Por Eliana Maria (Ir. Gabriela, Obl. OSB)
teólogo protestante
‘É
extremamente bem conhecida no meio cristão a história do povo de Israel e seu
êxodo do Egito. Há diversos quadros espalhados em diversas casas que tentam
retratar a passagem do mar dos juncos, ou ainda a peregrinação do povo de
Israel pelo deserto.
Há
também um cabedal enorme de pregações e reflexões a respeito dessa temática. Em
uma busca simples na internet é possível encontrar milhares de textos, áudios,
vídeos de alguém falando sobre essa narrativa que marca a história do povo de
Israel, bom como a forma como Deus, no judaísmo e no cristianismo, ficou
conhecido, ou seja, como Deus que se manifesta na história e tem nela o seu
lugar de atuação.
Um
dos textos que considero muito interessante em todo esse percurso do povo pelo
deserto se encontra em Deuteronômio 8, nos versículos 17 e 18. Em seu contexto
imediato, o povo está em vias de atravessar o rio Jordão para entrar na terra
de Canaã. Antes disso, porém, Javé dá diversas instruções ao povo sobre aquilo
que deveria se guardar ao entrar na terra prometida.
Duas
delas se encontram nos versículos 17 e 18 desse mesmo capítulo. O texto diz : ‘Não
vais dizer a ti mesmo : ‘Foi pela força do meu punho que cheguei a esta
prosperidade’, mas lembra-te de que o Senhor, teu Deus, é quem te terá
concedido força de aceder à prosperidade, para confirmar sua aliança jurada a
teus pais, como hoje se vê’.
Claramente,
vê-se duas instruções : 1 – não considerar que foi a própria força do povo que
a fez entrar na terra; 2 – lembrar-se de que a força necessária para atingir o
objetivo veio da parte de Javé.
Essas
instruções podem, tranquilamente, se quisermos, serem trazidas para nossos
dias, visto ser muito comum vermos pessoas cristãs que se exaltam por ter
conseguido algum sucesso e se consideram os únicos responsáveis por ele, como
se toda força, inteligência, oportunidade necessárias tivessem partido somente
dela. Numa espécie de ‘eu contra o mundo’, tais pessoas pensam piamente
que tudo que possuem é fruto somente de seu esforço, ignorando todas as outras
variáveis no processo, bem como os diversos suportes recebidos de familiares,
amigos, igreja, e, no caso cristão, a própria bondade de Deus na concessão da
vida.
Quando
olhamos para o relacionamento que muitos estabelecem com o tema da salvação no
cristianismo, tal dinâmica, em muitos casos, não se mostra tão diferente assim.

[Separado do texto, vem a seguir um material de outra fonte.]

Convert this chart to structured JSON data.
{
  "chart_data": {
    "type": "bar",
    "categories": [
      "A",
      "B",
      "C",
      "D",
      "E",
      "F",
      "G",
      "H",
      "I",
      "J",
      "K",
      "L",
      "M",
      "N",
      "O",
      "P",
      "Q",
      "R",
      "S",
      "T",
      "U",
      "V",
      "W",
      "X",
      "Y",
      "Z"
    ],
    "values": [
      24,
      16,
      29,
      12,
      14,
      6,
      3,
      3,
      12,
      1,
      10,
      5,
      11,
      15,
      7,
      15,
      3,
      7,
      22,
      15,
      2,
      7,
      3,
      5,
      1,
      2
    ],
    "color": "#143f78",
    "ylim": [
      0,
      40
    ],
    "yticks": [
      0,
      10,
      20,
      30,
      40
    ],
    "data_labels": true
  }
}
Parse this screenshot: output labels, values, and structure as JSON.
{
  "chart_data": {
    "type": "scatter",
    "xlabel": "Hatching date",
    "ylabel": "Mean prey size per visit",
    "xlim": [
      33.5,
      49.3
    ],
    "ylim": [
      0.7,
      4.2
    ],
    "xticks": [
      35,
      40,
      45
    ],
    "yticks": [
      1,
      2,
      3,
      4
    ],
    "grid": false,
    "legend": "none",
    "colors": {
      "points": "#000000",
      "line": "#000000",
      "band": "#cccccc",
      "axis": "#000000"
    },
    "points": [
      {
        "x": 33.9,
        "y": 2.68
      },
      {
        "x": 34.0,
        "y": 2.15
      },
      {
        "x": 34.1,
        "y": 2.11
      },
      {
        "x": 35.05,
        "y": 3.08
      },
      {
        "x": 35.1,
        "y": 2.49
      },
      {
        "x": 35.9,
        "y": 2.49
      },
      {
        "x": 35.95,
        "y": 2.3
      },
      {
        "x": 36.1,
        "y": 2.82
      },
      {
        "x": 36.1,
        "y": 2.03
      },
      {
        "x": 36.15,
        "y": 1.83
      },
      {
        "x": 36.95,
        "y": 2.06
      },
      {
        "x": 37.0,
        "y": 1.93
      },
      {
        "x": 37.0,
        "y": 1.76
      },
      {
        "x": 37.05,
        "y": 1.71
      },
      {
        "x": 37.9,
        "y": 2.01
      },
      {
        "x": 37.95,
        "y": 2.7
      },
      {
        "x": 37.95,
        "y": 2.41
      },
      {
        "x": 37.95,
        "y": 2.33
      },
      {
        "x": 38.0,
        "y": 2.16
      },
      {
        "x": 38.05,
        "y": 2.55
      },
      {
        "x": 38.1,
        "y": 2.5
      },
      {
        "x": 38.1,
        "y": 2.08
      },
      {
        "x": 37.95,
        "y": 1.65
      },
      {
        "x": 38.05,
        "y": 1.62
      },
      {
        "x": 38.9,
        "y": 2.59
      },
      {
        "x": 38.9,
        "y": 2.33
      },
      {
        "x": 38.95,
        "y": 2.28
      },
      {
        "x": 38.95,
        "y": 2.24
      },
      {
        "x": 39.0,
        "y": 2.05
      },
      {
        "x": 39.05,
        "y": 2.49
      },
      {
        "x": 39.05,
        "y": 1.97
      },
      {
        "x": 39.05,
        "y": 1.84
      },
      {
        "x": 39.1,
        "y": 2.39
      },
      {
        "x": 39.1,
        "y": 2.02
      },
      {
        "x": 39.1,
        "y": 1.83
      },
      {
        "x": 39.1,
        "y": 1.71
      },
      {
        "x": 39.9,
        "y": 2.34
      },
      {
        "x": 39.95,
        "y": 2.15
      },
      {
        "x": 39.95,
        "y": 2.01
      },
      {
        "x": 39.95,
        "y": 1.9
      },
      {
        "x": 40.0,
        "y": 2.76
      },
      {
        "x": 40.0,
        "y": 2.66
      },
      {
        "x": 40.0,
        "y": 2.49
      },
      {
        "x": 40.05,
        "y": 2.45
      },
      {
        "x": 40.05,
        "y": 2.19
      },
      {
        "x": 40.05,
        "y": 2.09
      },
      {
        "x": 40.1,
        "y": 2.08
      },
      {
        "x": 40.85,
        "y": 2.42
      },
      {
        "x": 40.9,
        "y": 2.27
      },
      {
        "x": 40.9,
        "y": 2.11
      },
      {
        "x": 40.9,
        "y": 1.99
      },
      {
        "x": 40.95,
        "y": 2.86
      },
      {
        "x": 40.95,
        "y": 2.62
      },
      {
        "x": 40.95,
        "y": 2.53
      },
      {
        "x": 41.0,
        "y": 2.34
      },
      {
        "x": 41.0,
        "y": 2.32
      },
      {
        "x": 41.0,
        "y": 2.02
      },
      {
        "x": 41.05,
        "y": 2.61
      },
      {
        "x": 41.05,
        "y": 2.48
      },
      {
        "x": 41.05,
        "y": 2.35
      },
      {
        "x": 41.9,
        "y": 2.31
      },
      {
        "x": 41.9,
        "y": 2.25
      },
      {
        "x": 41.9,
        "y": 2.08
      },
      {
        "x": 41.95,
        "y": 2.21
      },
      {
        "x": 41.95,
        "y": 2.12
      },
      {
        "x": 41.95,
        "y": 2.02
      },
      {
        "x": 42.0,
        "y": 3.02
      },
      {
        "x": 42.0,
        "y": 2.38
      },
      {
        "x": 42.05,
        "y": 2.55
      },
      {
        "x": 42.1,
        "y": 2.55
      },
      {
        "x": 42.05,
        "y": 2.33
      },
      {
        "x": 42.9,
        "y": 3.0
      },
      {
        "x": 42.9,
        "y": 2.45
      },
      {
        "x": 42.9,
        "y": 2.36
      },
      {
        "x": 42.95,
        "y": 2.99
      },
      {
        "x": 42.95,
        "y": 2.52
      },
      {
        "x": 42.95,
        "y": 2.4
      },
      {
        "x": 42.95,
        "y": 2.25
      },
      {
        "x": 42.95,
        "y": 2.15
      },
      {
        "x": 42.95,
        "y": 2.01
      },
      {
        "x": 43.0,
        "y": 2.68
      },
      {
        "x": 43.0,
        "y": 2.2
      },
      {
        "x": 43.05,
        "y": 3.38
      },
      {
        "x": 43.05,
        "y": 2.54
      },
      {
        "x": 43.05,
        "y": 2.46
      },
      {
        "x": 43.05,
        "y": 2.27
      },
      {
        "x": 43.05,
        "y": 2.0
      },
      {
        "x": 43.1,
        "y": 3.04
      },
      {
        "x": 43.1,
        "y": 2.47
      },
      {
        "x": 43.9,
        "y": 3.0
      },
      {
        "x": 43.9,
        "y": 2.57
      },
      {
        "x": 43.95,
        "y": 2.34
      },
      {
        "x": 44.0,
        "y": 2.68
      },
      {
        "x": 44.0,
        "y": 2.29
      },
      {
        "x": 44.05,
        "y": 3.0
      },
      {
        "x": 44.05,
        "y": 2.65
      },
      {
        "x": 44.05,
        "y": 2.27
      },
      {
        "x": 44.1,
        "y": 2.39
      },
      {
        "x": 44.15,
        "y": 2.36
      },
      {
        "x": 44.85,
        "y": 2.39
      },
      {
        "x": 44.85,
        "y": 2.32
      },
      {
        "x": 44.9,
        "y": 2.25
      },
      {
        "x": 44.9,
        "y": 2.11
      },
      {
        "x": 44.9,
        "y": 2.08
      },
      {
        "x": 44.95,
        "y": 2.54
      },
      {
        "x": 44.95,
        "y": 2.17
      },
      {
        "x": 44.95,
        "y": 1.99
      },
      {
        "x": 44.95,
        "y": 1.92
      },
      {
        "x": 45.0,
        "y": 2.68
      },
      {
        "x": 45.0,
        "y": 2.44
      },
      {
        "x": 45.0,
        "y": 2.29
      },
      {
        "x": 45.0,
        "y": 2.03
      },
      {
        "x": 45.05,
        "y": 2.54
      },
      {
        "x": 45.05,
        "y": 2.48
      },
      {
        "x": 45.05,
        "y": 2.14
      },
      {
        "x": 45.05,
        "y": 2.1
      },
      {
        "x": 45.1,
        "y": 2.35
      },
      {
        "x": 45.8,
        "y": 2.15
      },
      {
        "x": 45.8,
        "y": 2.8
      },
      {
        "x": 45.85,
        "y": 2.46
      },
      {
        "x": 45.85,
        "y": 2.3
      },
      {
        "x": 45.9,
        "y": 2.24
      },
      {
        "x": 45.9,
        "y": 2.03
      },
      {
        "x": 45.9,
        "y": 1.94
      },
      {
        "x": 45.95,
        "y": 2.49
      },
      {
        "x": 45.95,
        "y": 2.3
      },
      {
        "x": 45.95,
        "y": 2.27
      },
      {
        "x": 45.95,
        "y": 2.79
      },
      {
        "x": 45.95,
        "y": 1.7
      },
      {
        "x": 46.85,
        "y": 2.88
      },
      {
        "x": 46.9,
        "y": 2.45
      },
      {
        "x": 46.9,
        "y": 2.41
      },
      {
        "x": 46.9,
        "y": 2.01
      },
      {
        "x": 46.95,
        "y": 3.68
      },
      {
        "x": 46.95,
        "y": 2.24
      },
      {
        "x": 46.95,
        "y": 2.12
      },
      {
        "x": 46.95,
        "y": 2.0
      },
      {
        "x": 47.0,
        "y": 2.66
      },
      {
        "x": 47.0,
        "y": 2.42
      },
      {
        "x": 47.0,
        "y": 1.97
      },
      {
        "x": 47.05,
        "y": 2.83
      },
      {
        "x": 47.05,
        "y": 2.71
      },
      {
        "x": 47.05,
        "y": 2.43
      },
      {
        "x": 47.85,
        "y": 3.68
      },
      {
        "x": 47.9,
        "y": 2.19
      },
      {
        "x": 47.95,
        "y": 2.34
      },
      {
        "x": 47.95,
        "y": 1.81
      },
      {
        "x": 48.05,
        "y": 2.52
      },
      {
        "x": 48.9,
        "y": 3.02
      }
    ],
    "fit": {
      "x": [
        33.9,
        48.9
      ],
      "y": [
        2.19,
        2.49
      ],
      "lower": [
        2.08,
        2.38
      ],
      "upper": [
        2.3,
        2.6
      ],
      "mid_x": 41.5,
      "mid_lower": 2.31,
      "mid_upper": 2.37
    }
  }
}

Há diversas pessoas que se dizem cristãs que se consideram merecedores da
salvação. Consideram seus atos e sua conduta tão maculada que serem salvas é
quase um dever divino, ou um justo pagamento pela forma como viveram sua vida
na Terra. Como consequência, consideram-se mais dignos do que outros e ao mesmo
tempo, elevam-se ao cargo de sommelier da salvação mundial. Em outras palavras,
pensam que é o seu braço forte que conquistou para si essa salvação e se
esquecem de que, a partir de Jesus, não há nada que possamos fazer para sermos
salvos, sendo tal salvação algo que vem pela graça, como dom, a ser aceito pela
fé.
Lembrar-se
de Deus é difícil em momentos de prosperidade, mas é justamente
quanto a isso que o texto de Deuteronômio nos chama a atentar-nos. Na
perspectiva bíblica, tudo que é bom vem de Deus e é sua misericórdia que nos
permite, até mesmo, levantar-nos pela manhã. Assim, toda soberba se mostra sem
sentido, sendo a manifestação do não reconhecimento da nossa real posição
diante de Deus.
Obviamente,
nem o texto do Deuteronômio, nem os textos do Novo Testamento incentivam a
preguiça, numa espécie de que não se deve fazer nada para alcançar aquilo que
se deseja, porque Deus concederá todas as coisas. Quem prega algo do tipo,
claramente não compreendeu o texto bíblico.
Devemos,
sim, esforçar-nos e fazer o que está em nosso alcance para alcançar nossos
objetivos nesta vida. No entanto, não devemos nos esquecer de que, numa
perspectiva bíblica, toda força, sabedoria e inteligência vêm de Deus, de
maneira que toda soberba deve ser evitada, reconhecendo que pela graça e
misericórdia de Deus vivemos, nos movemos e existimos neste mundo.’